Der Mann aus dem Safe
Sie saß oben in ihrem Zimmer. Sobald ich sie sah, wusste ich, dass etwas im Busch war.
»Wie war’s auf der Arbeit heute?«, fragte sie.
Ich zuckte die Achseln. Ganz okay.
»Komisch, ich bin nämlich beim Fitnesscenter vorbeigegangen, aber du warst nicht da.«
Oje.
»Niemand dort hatte auch nur von dir gehört.«
Ich setzte mich aufs Bett. Sie drehte ihren Schreibtischstuhl zu mir herum.

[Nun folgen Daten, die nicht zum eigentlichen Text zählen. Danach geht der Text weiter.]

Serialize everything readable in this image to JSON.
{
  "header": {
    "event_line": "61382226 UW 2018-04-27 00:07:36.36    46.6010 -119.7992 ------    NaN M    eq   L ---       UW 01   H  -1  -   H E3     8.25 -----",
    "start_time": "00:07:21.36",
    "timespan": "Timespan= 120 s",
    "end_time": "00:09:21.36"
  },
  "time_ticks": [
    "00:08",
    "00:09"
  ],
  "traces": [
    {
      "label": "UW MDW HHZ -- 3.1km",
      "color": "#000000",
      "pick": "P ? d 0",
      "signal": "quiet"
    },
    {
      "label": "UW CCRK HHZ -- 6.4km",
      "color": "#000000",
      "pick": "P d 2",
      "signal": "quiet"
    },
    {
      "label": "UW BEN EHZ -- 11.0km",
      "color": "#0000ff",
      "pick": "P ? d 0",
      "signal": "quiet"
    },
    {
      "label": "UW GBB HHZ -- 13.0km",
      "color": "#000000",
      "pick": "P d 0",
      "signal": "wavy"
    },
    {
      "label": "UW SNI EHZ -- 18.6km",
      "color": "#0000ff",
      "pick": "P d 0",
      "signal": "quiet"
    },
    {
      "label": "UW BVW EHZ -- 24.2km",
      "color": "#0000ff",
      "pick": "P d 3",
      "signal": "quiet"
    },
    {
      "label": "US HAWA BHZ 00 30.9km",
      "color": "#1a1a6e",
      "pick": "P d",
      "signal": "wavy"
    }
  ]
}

»Was machst du jeden Tag für meinen Vater?«
Das ist gar nicht gut, dachte ich. Was zum Teufel soll ich ihr jetzt sagen?
»Sag mir die Wahrheit.«
Sie drückte mir Schreibblock und Stift in die Hand und setzte sich neben mich aufs Bett. Wartete, dass ich anfing zu schreiben.
Es tut mir leid, dass ich dich angelogen habe,
schrieb ich.
Dann strich ich das wieder aus und ersetzte es durch etwas anderes.
Es tut mir leid, dass ich es zugelassen habe, dass dein Vater dich anlügt.
»Erzähl’s mir«, sagte sie. »Ich will wissen, zu was er dich zwingt.«
Er zwingt mich zu nichts.
»Michael … Sag mir, was du machst.«
Ich dachte kurz nach. Dann schrieb ich das Einzige, was möglich war.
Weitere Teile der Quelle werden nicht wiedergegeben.